OPINIÓN. «El corazón del volcán» por Felipe Morales

Cuando el volcán reventó, el corazón de Aridane retumbó como un movimiento sísmico que agitó todo su cuerpo desde dentro; abrió los ojos y buscó a su madre, que corría hacia la calle, desde donde vio una gigantesca columna de humo tordo que subía como una exhalación hacia el azul del cielo desde la tierra.
Todas las miradas apuntaban hacia lo alto de la cumbre: las de las gentes del lugar primero y después las de la isla, las del país, las del mundo…, contemplando cómo el humo negro se convertía en una explosión de fuego rojo engendrado en las entrañas infernales de la Tierra. Los latidos del corazón de Aridane bombeaban sangre con la misma fuerza con la que la boca del volcán bombeaba magma, en una sincronía violenta y armónica a la vez.
Pasadas las horas, una lengua negra y monstruosa preñada de brasa ardiendo avanzaba ladera abajo, engullendo casas, fincas, palmeras… Devorando sueños, memorias, recuerdos… Pero al mismo tiempo y al mismo ritmo que la lava, del corazón de Aridane surgían ramificaciones invisibles que atravesaban las paredes, las montañas y los valles hasta conectarse con los corazones de los seres humanos que encontraban a su paso mientras miraban absortos la tragedia, y provocando en ellos una chispa de dolor que les encendía una llama de fraternidad y nobleza. Cuanto más arrasaba la lava, más corazones se conectaban entre sí a partir del corazón de Aridane, que escuchaba llorar sin consuelo a su madre, que le contaba entre lágrimas el drama espantoso que se sucedía en su pueblo, aunque él ya lo veía con sus propios ojos a través de su ventana.
Cuanto más grande se hacía la montaña creada por el propio volcán, más grande se hacía el corazón de Aridane, y a partir de él, el de los isleños de su isla, de todas las islas. Cuanta más destrucción, más ramificaciones brotaban de su pecho y más inmensa se hacía la red que se iba tejiendo, creando un archipiélago de chispas de dolor que encendían la llama que convertía a las personas en pequeños fuegos humanos que ayudaban a salvar, a calmar, a aliviar, a consolar…

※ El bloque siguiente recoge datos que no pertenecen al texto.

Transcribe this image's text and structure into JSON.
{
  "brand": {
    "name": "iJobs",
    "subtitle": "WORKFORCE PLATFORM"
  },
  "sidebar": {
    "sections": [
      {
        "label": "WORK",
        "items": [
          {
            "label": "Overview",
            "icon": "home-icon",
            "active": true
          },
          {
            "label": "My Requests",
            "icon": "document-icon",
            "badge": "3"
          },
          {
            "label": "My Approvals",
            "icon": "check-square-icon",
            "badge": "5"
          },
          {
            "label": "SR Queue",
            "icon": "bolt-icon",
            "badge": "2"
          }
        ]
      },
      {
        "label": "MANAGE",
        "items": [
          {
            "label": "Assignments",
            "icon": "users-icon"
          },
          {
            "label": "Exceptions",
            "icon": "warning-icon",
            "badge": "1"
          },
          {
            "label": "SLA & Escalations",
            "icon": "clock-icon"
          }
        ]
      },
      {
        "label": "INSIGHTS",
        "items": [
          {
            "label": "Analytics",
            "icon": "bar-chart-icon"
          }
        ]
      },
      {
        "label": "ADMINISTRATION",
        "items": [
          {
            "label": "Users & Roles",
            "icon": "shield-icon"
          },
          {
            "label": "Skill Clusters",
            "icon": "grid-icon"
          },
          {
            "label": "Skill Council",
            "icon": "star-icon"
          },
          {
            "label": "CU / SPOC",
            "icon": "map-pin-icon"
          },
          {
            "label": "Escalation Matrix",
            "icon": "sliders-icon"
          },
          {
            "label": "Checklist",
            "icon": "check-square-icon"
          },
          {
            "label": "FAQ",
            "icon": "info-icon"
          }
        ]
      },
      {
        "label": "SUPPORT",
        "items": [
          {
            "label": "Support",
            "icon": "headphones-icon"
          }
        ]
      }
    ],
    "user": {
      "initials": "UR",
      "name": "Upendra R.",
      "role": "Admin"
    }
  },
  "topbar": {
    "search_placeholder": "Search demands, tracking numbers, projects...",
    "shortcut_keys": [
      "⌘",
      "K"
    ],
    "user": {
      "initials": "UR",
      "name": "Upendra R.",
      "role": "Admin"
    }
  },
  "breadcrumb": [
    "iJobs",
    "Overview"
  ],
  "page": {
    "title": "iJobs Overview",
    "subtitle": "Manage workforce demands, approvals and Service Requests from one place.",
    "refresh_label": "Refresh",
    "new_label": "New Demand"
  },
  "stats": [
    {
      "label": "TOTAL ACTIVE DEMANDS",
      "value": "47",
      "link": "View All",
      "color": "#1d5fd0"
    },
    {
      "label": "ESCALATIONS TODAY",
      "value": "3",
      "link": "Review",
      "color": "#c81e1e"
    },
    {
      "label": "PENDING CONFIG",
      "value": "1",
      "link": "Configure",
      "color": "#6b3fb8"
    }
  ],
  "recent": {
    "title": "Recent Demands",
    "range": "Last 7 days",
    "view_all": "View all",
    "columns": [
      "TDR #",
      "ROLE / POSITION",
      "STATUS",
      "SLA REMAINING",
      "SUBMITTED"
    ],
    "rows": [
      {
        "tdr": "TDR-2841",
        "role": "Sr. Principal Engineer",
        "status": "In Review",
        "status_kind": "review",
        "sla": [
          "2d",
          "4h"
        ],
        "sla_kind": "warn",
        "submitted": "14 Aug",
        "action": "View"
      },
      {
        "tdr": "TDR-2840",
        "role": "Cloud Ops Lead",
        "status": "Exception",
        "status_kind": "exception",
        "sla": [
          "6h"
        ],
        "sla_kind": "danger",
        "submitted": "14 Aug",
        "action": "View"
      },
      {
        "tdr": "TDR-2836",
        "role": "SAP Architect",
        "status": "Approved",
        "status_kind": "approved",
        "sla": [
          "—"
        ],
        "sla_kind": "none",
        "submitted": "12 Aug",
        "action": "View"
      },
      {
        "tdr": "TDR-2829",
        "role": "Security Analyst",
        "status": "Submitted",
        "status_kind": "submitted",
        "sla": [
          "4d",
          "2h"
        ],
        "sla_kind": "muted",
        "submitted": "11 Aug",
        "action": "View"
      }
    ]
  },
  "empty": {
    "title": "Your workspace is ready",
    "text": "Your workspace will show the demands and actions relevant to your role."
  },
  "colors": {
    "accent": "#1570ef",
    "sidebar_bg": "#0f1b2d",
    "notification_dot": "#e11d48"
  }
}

Pasaban los días de lava, devastación y desdicha y el temor de Dácil, la madre de Aridane, se hizo realidad. La lengua ardiente se dividió en tres y una de ellas se precipitaba directa hacia su casa. Había que salir corriendo de allí en cuestión de minutos.
Una ambulancia llegó y dos enfermeros entraron a la casa y al cuarto donde estaba Aridane, lo alzaron desde la cama, donde llevaba acostado desde que era un niño, cuando nació con una parálisis cerebral. Al final del día, su casa desapareció al tiempo que lo hacía el sol en el horizonte marino, tragada por el magma incandescente arrojado del vientre de la Tierra.
Aquello un día terminó y pasados pocos años Aridane murió. Su madre esparció sus cenizas por la cumbre silenciosa de la isla, mezclándolas con las cenizas milenarias llovidas de los cráteres. Los vecinos de aquellos pueblos reconstruyeron sus vidas en medio de la nueva naturaleza. Decían que habían renacido de las cenizas gracias a una fuerza colosal salida del corazón del mejor hijo de su pueblo, Aridane, que encendió el amor en otros miles de corazones.
Ahora, en una placa en la nueva plaza recién reconstruida puede leerse: “A Aridane, corazón donde se une el Universo con la Tierra”. Y dibujada junto al epitafio, aquella isla bonita que los volcanes habían dado la forma, también, de un corazón.
Muchos al oír esta historia se emocionan, pero la interpretan como un nuevo mito propio de los pueblos. Lo cierto, sin embargo, es que desde que el volcán calló, entre las grietas de la lava de aquella isla brota una hierba nunca antes vista ni allí ni en ninguna otra parte conocida y a quien la mira le produce una chispa de dolor en su corazón, encendiéndosele una llama tan luminosa que le hace ver el mundo del tamaño de una aldea, en la que sus habitantes son fueguitos que se encienden y que arden la vida con tantas ganas que quien se acerca a ellos también se encienden. A esa hierbita la llaman “Latidos de Aridane”.